Qué es una instalación de biocontención lunar
La propuesta consiste en construir una instalación permanente de cuarentena y análisis científico en la superficie lunar. Según los investigadores, cualquier material recogido en la Luna, Marte o destinos más lejanos debería enviarse primero a este complejo antes de ser transportado a nuestro planeta.
«La instalación propuesta actuaría esencialmente como un cortafuegos entre la Tierra y cualquier organismo vivo potencialmente peligroso que pudiera acompañar a futuras misiones espaciales», explica Moxley.
En este escenario, las muestras extraterrestres serían manipuladas exclusivamente mediante sistemas robóticos avanzados, lo que evitaría en todo momento el contacto directo con seres humanos. El objetivo sería minimizar el riesgo de exposición accidental y prevenir cualquier posible liberación de organismos desconocidos.
La amenaza de la contaminación extraterrestre
Aunque hasta la fecha no existe ninguna evidencia confirmada de vida extraterrestre, los autores subrayan que precisamente esa incertidumbre obliga a actuar con prudencia. Un microorganismo procedente de otro planeta podría interactuar con la biosfera terrestre de formas completamente impredecibles.
La idea puede sonar a ciencia ficción, pero la preocupación por la contaminación biológica procedente del espacio lleva décadas acompañando a la exploración espacial.
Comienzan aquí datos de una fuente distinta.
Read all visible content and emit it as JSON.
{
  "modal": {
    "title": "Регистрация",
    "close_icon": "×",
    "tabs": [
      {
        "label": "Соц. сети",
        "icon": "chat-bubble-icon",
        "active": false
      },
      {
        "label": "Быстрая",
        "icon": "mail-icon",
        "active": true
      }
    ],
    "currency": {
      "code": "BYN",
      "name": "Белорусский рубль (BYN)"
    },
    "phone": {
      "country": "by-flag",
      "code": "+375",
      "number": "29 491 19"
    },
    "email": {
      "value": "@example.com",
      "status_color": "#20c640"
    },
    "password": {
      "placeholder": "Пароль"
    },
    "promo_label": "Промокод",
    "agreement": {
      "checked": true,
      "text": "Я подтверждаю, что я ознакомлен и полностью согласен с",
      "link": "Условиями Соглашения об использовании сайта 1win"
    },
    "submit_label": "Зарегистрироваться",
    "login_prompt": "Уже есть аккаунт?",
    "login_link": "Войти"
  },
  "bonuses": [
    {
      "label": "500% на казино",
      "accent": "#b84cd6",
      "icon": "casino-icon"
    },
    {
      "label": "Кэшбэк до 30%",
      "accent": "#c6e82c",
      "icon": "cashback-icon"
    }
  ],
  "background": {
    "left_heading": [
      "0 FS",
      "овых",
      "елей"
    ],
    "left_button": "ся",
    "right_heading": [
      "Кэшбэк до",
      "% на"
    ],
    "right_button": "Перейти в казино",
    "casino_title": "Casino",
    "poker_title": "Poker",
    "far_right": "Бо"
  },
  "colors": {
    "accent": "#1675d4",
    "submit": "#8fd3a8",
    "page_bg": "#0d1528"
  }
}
Existe incluso una disciplina específica dedicada a este problema: la protección planetaria.
Desde los inicios de la era espacial, los científicos han tratado de evitar tanto que los microorganismos terrestres contaminen otros mundos como que posibles formas de vida extraterrestres lleguen a nuestro planeta. Esta filosofía quedó recogida en el Tratado sobre el Espacio Ultraterrestre de 1967, que obliga a los países firmantes a prevenir la contaminación nociva tanto de la Tierra como de los cuerpos celestes.
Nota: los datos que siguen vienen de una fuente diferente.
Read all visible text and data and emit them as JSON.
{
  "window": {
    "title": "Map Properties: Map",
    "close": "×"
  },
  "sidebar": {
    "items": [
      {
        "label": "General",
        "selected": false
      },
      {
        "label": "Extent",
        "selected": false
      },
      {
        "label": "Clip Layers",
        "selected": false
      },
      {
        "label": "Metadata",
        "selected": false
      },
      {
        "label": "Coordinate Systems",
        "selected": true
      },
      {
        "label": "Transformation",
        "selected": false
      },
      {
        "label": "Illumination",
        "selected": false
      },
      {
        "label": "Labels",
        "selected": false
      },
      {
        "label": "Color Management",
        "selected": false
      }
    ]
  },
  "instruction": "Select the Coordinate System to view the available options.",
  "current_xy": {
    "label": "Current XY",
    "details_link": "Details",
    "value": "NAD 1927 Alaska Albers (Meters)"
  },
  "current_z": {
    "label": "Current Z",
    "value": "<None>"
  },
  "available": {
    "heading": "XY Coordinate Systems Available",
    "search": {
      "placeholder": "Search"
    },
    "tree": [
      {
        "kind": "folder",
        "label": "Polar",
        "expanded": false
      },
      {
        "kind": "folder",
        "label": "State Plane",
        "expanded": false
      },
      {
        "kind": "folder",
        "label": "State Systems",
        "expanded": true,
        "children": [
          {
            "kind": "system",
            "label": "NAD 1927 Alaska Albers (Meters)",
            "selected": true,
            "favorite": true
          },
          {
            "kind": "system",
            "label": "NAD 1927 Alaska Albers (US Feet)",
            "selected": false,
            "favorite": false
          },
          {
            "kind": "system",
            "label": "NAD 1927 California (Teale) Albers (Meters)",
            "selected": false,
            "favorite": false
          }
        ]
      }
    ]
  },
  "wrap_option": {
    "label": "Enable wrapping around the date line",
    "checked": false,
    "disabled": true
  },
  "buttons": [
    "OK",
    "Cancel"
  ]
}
La cápsula de retorno de muestras de la misión Genesis de la NASA quedó parcialmente enterrada tras estrellarse en el desierto de Utah el 8 de septiembre de 2004 debido al fallo de su sistema de paracaídas. El accidente se cita a menudo como ejemplo de los riesgos asociados al transporte de material espacial y de la necesidad de extremar las medidas de contención y seguridad en futuras misiones de retorno de muestras. Cortesía: NASA
La NASA ya impuso cuarentenas durante las misiones Apolo
La NASA dispone desde hace años de una Oficina de Protección Planetaria encargada de desarrollar protocolos de seguridad para las misiones espaciales. Sin embargo, Moxley y Ricciardi consideran que esos procedimientos podrían resultar insuficientes ante futuras misiones de retorno de muestras cada vez más ambiciosas.
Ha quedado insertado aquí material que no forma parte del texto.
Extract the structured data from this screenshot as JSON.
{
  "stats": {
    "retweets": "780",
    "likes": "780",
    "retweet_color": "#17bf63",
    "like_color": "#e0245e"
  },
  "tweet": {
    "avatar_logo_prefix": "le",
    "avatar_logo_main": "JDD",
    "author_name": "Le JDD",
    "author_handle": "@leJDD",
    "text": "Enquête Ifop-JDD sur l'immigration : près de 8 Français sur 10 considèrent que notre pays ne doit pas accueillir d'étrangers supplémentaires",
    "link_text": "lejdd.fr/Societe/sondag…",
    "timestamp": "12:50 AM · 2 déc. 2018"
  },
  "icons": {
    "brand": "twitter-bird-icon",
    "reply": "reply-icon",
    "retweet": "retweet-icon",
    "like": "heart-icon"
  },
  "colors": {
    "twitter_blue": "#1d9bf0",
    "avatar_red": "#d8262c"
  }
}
De hecho, la propia NASA ya actuó con extrema cautela cuando los astronautas del programa Apolo regresaron de la Luna. Tras las misiones Apolo 11, 12 y 14, tanto los astronautas como las rocas lunares permanecieron aislados durante varias semanas en instalaciones especialmente diseñadas para detectar cualquier posible señal de contaminación biológica. Finalmente se comprobó que la Luna era un entorno estéril y aquellas medidas dejaron de considerarse necesarias.
Sin embargo, la situación podría ser muy diferente en el caso de Marte o de otros mundos considerados potencialmente habitables.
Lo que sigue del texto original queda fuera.